KR100827468B1 - Electric boiler using high frequency induction heaing - Google Patents

Abstract

An electric boiler is provided to transfer uniformly and quickly heat into a heating cylinder by increasing the heated area, and allow for smooth flow of fluid by guiding the straight flow. An electric boiler includes a heating cylinder(10), a second tubular heater(32), a first tubular heater(31), and induction coils(21,22). The heating cylinder has an internal space, and a water inlet and a water outlet. The second tubular heater is arranged in the heating cylinder. The first tubular heater is arranged in the second tubular heater. The induction coils are arranged between the second tubular heater and the first tubular heater.

Description

High Frequency Induction Heating Electric Boiler {ELECTRIC BOILER USING HIGH FREQUENCY INDUCTION HEAING}

1 is a block diagram conceptually showing a high frequency induction heating type electric boiler of the present invention.

Figure 2 is a cross-sectional view showing an electric boiler of the high frequency induction heating method according to a first embodiment of the present invention.

3 is a cross-sectional view taken along the line A-A of FIG.

4 is a bottom view taken along the line B in FIG. 2;

5 is a cross-sectional view showing an electric boiler of a high frequency induction heating method according to a second embodiment of the present invention.

Brief description of symbols for the main parts of the drawings

10: heating tube 21, 22: induction coil

31, 32: 1st and 2nd heating body

The present invention relates to a boiler, and more particularly to an electric boiler using a high frequency induction heating method.

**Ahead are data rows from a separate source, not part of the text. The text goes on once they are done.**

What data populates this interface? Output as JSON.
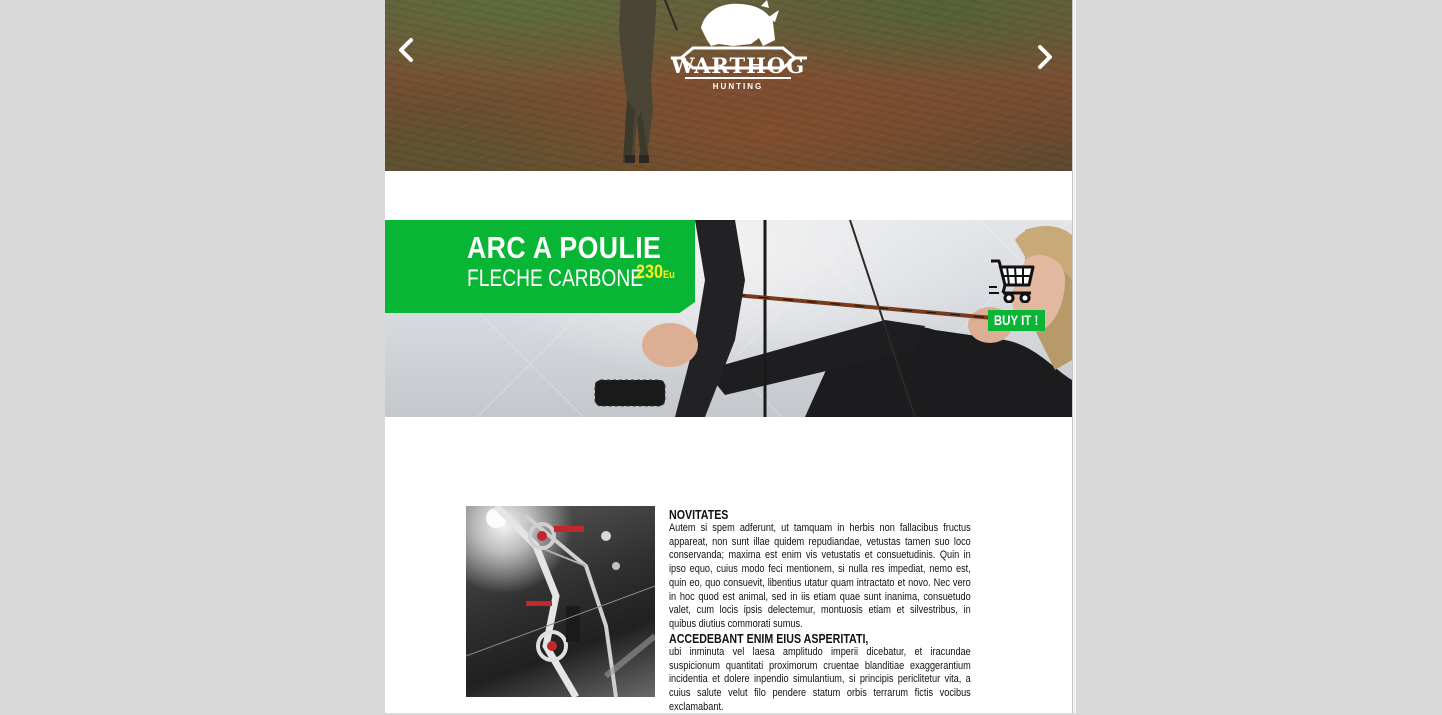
{
  "hero": {
    "logo_text": "WARTHOG",
    "logo_subtext": "HUNTING",
    "prev_icon": "chevron-left-icon",
    "next_icon": "chevron-right-icon"
  },
  "promo": {
    "title": "ARC A POULIE",
    "subtitle": "FLECHE CARBONE",
    "price": "230",
    "currency": "Eu",
    "buy_label": "BUY IT !",
    "cart_icon": "shopping-cart-icon",
    "brand_color": "#09b534",
    "price_color": "#f2f21e"
  },
  "article": {
    "sections": [
      {
        "title": "NOVITATES",
        "body": "Autem si spem adferunt, ut tamquam in herbis non fallacibus fructus appareat, non sunt illae quidem repudiandae, vetustas tamen suo loco conservanda; maxima est enim vis vetustatis et consuetudinis. Quin in ipso equo, cuius modo feci mentionem, si nulla res impediat, nemo est, quin eo, quo consuevit, libentius utatur quam intractato et novo. Nec vero in hoc quod est animal, sed in iis etiam quae sunt inanima, consuetudo valet, cum locis ipsis delectemur, montuosis etiam et silvestribus, in quibus diutius commorati sumus."
      },
      {
        "title": "ACCEDEBANT ENIM EIUS ASPERITATI,",
        "body": "ubi inminuta vel laesa amplitudo imperii dicebatur, et iracundae suspicionum quantitati proximorum cruentae blanditiae exaggerantium incidentia et dolere inpendio simulantium, si principis periclitetur vita, a cuius salute velut filo pendere statum orbis terrarum fictis vocibus exclamabant."
      }
    ]
  }
}
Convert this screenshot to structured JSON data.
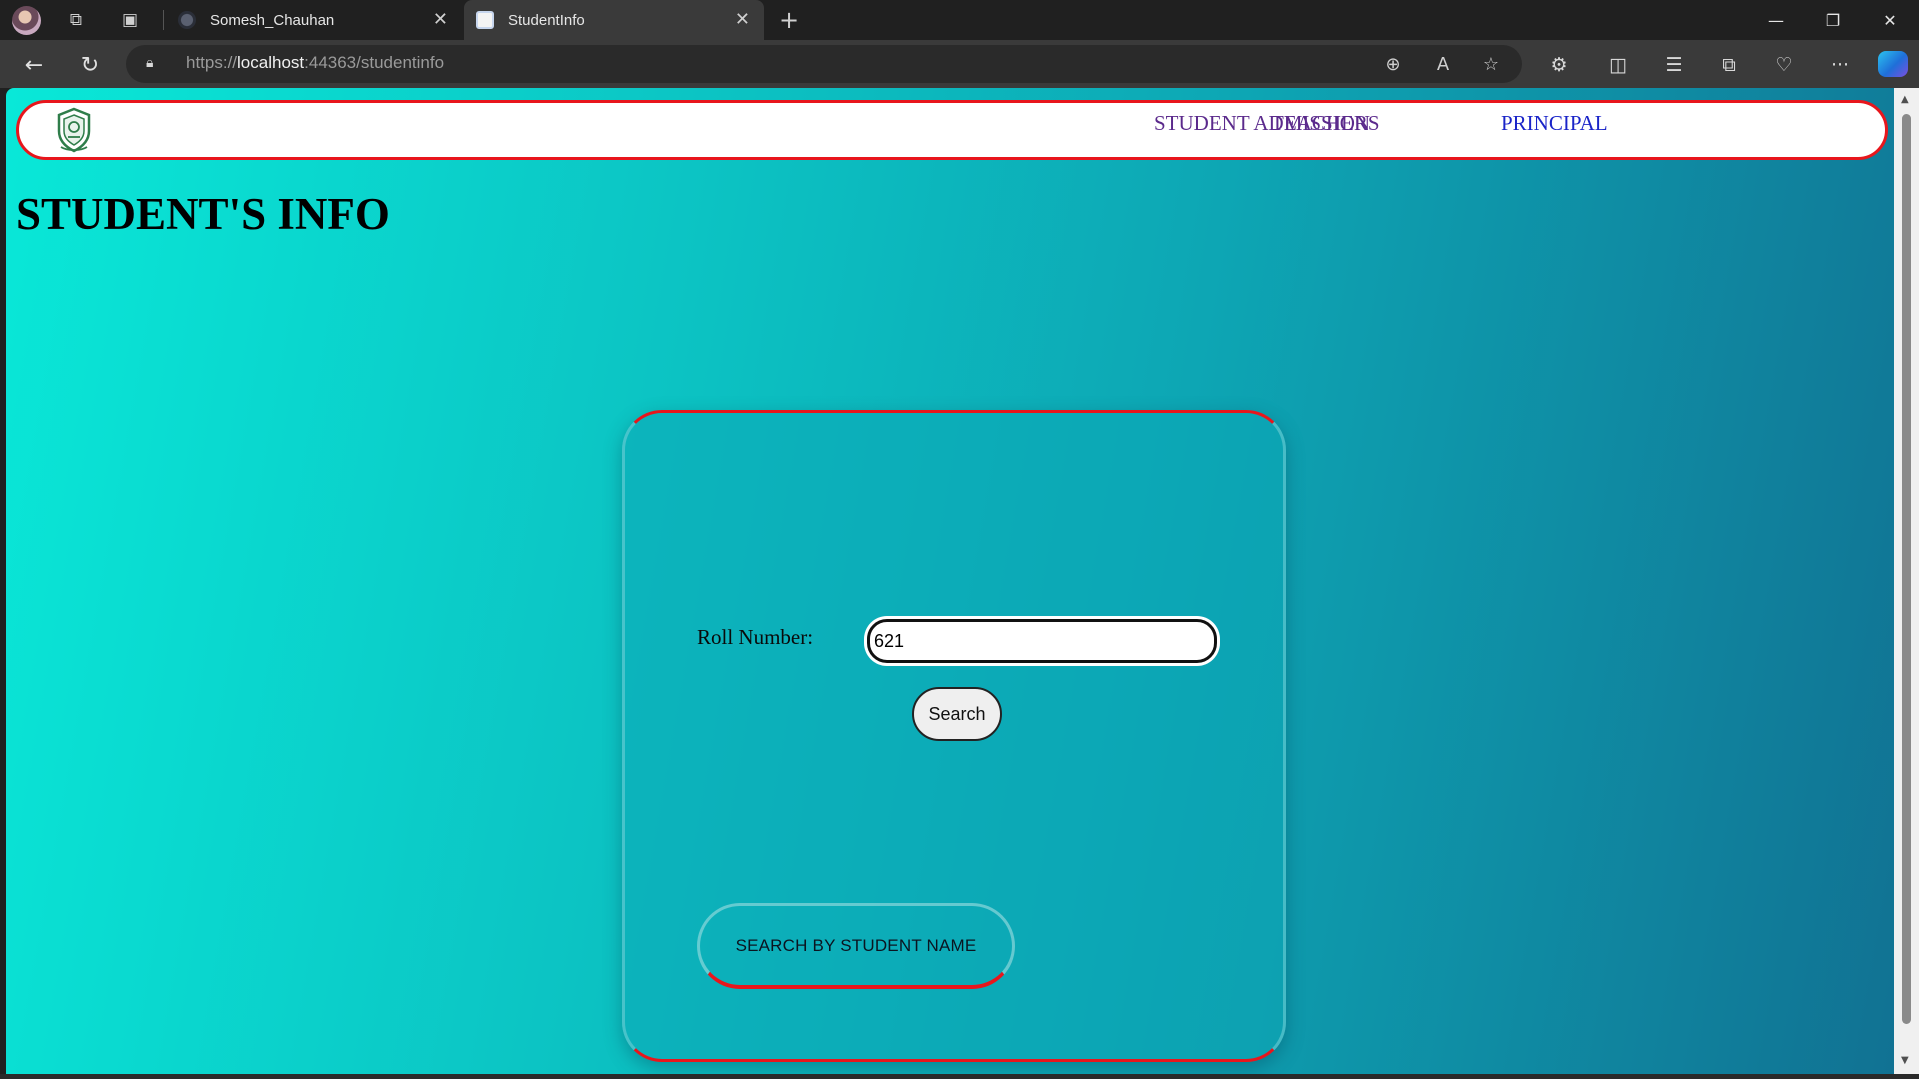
{
  "browser": {
    "tabs": [
      {
        "title": "Somesh_Chauhan",
        "active": false
      },
      {
        "title": "StudentInfo",
        "active": true
      }
    ],
    "url": {
      "scheme": "https://",
      "host": "localhost",
      "rest": ":44363/studentinfo"
    }
  },
  "site": {
    "nav": {
      "admission": "STUDENT ADMISSION",
      "teachers": "TEACHERS",
      "principal": "PRINCIPAL"
    },
    "title": "STUDENT'S INFO",
    "form": {
      "roll_label": "Roll Number:",
      "roll_value": "621",
      "search_label": "Search",
      "by_name_label": "SEARCH BY STUDENT NAME"
    }
  },
  "colors": {
    "accent_red": "#e8161c",
    "bg_start": "#09e8d8",
    "bg_end": "#117293",
    "nav_link": "#5b2a8c",
    "nav_link_principal": "#1a24c8"
  }
}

A boiler is a device that burns fossil fuel such as petroleum, coal, and gas and transmits the heat of combustion to water to heat it. In recent years, the price continues to rise as resources such as petroleum and gas are gradually exhausted. Since there is a problem of environmental pollution due to the generation of various harmful gases in the burning process, in recent years electric boilers using electric energy has been widely used.

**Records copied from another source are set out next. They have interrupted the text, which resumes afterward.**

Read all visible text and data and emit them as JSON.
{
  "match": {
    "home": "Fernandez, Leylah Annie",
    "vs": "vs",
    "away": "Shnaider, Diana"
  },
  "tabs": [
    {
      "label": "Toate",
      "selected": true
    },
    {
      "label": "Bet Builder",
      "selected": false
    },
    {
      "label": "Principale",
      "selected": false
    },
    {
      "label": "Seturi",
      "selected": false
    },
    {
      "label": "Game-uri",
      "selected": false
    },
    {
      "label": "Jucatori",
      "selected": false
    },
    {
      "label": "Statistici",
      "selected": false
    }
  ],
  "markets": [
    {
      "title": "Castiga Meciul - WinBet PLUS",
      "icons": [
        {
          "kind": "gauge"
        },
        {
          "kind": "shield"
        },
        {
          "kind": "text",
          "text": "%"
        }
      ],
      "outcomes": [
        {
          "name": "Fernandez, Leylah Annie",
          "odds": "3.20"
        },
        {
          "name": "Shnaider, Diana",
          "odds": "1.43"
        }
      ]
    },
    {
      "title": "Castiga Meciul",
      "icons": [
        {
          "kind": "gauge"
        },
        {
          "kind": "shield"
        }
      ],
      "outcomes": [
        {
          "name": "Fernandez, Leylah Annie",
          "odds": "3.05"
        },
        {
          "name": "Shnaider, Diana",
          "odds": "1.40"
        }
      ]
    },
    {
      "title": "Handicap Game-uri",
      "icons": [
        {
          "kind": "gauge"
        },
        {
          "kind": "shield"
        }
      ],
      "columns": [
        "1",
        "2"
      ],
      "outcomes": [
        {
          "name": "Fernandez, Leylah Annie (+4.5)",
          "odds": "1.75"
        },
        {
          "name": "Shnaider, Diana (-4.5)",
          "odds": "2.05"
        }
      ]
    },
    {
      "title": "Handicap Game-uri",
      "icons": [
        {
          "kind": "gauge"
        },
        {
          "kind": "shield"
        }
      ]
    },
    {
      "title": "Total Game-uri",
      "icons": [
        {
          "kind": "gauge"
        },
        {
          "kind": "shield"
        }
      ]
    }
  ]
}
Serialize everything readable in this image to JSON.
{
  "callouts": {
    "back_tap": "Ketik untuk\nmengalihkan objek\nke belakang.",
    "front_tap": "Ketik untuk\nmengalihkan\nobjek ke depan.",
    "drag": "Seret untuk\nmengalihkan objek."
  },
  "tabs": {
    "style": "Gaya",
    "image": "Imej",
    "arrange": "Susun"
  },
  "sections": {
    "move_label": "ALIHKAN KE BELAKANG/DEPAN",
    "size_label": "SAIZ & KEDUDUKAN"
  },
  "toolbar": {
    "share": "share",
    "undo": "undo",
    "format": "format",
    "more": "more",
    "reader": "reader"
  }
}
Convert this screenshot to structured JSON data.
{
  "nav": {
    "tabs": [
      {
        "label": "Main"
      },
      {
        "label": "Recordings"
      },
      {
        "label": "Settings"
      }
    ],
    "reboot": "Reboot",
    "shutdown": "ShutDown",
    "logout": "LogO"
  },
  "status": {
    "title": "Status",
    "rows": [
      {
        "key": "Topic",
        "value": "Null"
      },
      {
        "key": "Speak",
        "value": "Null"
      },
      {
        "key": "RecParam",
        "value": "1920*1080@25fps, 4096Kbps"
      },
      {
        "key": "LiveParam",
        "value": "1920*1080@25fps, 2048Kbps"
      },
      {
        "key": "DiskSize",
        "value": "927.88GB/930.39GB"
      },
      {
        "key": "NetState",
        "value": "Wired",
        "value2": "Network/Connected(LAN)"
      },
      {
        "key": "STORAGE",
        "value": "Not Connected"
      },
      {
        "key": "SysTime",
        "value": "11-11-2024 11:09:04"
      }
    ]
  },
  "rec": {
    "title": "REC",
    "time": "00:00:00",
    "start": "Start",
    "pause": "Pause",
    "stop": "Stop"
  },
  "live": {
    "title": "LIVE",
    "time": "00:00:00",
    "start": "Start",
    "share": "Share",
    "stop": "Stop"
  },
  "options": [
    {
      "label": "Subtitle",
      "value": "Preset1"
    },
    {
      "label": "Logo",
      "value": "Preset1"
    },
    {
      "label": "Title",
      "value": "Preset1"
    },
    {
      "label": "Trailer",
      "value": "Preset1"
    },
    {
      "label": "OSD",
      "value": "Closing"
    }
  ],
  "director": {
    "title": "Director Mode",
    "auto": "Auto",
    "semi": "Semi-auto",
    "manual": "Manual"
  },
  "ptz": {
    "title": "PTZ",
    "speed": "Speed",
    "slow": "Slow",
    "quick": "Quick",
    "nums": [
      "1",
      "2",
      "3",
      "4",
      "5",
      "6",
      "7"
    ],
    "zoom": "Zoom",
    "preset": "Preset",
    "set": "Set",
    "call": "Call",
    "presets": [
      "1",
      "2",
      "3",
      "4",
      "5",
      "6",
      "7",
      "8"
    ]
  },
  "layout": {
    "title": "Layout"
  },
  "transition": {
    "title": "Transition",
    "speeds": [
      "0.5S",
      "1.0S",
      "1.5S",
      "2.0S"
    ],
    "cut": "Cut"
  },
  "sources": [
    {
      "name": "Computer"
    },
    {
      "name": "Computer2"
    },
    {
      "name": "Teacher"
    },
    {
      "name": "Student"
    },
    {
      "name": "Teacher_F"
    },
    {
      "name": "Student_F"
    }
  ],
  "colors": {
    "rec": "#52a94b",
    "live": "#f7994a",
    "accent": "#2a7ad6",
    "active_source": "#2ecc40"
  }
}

The electric boiler adopts a direct heating method in which a heating coil is disposed on the outer circumference of the heating tube, and heats the heating coil or the liquid in the heating tank by heating the heating coil by applying electrical energy to the heating coil. Electric boilers by coils take a long time to heat up, consumes a lot of power, and has a very complicated structure, such as an insulation structure for preventing heat generated from a heating coil from dissipating to the outside.

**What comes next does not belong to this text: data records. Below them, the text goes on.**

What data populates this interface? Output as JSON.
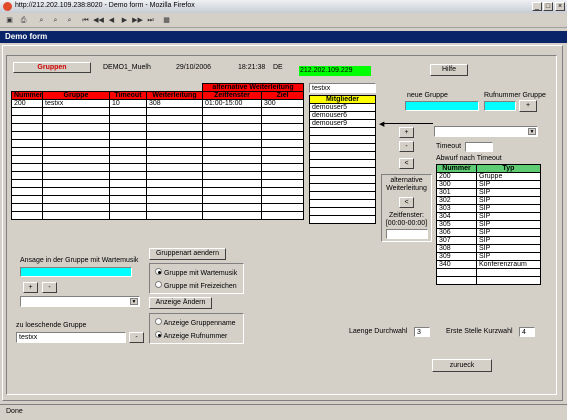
{
  "window": {
    "title": "http://212.202.109.238:8020 - Demo form - Mozilla Firefox"
  },
  "app": {
    "title": "Demo form"
  },
  "header": {
    "group_button": "Gruppen",
    "user": "DEMO1_Muelh",
    "date": "29/10/2006",
    "time": "18:21:38",
    "lang": "DE",
    "ip": "212.202.109.229",
    "help_button": "Hilfe"
  },
  "group_table": {
    "super_header": "alternative Weiterleitung",
    "columns": [
      "Nummer",
      "Gruppe",
      "Timeout",
      "Weiterleitung",
      "Zeitfenster",
      "Ziel"
    ],
    "rows": [
      [
        "200",
        "testxx",
        "10",
        "308",
        "01:00-15:00",
        "300"
      ]
    ],
    "empty_rows": 14
  },
  "members": {
    "filter_value": "testxx",
    "header": "Mitglieder",
    "items": [
      "demouser5",
      "demouser6",
      "demouser9"
    ],
    "empty_rows": 12
  },
  "move": {
    "add": "+",
    "remove": "-",
    "left": "<"
  },
  "new_group": {
    "label": "neue Gruppe",
    "number_label": "Rufnummer Gruppe",
    "add": "+",
    "timeout_label": "Timeout",
    "abwurf_label": "Abwurf nach Timeout"
  },
  "alt_forward": {
    "label": "alternative Weiterleitung",
    "left": "<",
    "window_label": "Zeitfenster:",
    "window_value": "[00:00-00:00]"
  },
  "number_table": {
    "columns": [
      "Nummer",
      "Typ"
    ],
    "rows": [
      [
        "200",
        "Gruppe"
      ],
      [
        "300",
        "SIP"
      ],
      [
        "301",
        "SIP"
      ],
      [
        "302",
        "SIP"
      ],
      [
        "303",
        "SIP"
      ],
      [
        "304",
        "SIP"
      ],
      [
        "305",
        "SIP"
      ],
      [
        "306",
        "SIP"
      ],
      [
        "307",
        "SIP"
      ],
      [
        "308",
        "SIP"
      ],
      [
        "309",
        "SIP"
      ],
      [
        "340",
        "Konferenzraum"
      ]
    ],
    "empty_rows": 2
  },
  "announce": {
    "label": "Ansage in der Gruppe mit Wartemusik",
    "add": "+",
    "remove": "-"
  },
  "group_type": {
    "button": "Gruppenart aendern",
    "options": [
      "Gruppe mit Wartemusik",
      "Gruppe mit Freizeichen"
    ],
    "selected": 0
  },
  "display": {
    "button": "Anzeige Ändern",
    "options": [
      "Anzeige Gruppenname",
      "Anzeige Rufnummer"
    ],
    "selected": 1
  },
  "delete": {
    "label": "zu loeschende Gruppe",
    "value": "testxx",
    "remove": "-"
  },
  "settings": {
    "dial_length_label": "Laenge Durchwahl",
    "dial_length_value": "3",
    "first_digit_label": "Erste Stelle Kurzwahl",
    "first_digit_value": "4"
  },
  "back_button": "zurueck",
  "status": "Done"
}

Accordingly, recently, an electric boiler using a high frequency induction heating method has been disclosed in order to overcome the disadvantages of a boiler and a direct heat type electric boiler using fossil fuel.

In the high frequency induction heating method, when a high frequency current is applied to the induction coil side, a high frequency magnetic field is generated on the induction coil side, and the high frequency magnetic field causes loss of eddy current (eddy current) or hysteresis loss generated in a heating tube made of a magnetic material. The heating box itself generates heat.

However, such a conventional high-frequency induction heating electric boiler is not able to heat the liquid in the heating tube uniformly and quickly, so that the heating efficiency is substantially lowered, and it takes a long time to heat up to a constant temperature and its power consumption There are still big drawbacks.

The present invention has been made in view of the above, and by greatly increasing the total heating area heated by high frequency induction heating, the heat transfer into the heating vessel is more uniformly and quickly delivered and the heating efficiency is greatly increased. The purpose is to provide a high-frequency induction heating electric boiler that can be made.

In addition, an object of the present invention is to provide a high-frequency induction heating type electric boiler that can further improve the heating efficiency of the liquid by inducing the flow of the liquid in a linear direction more smoothly. .

In addition, an object of the present invention is to provide an electric boiler of the high frequency induction heating method that can prevent the bubbles generated during the heating of the liquid passing through the inside of the heating tube by the high frequency induction heating.

The present invention for achieving the above object,

Heating tube;

Induction coil provided inside the heating vessel;

A first heating body disposed on the inner side of the induction coil; And

It includes; the second heating body disposed on the outer surface of the induction coil.

The induction coil is characterized in that the two or more induction coils are connected in parallel between the first and second heating elements arranged in the longitudinal direction of the heating tube.

The induction coil has a bobbin of a heat resistant material on its inner circumferential surface and its outer circumferential surface.

The heating tube is provided with water inlets and drains on the end sides opposite to each other in the longitudinal direction, so that the liquid passing through the inside of the heating tube flows in a straight line adjacent to the first and second heating bodies.

First and second inlets are provided at the lower end of the heating vessel, a drain is provided at the upper end of the heating vessel, and the first inlet allows the liquid to flow into the inner space of the first heating body, and the second inlet. The liquid is introduced into the space between the second heating body and the side wall of the heating vessel.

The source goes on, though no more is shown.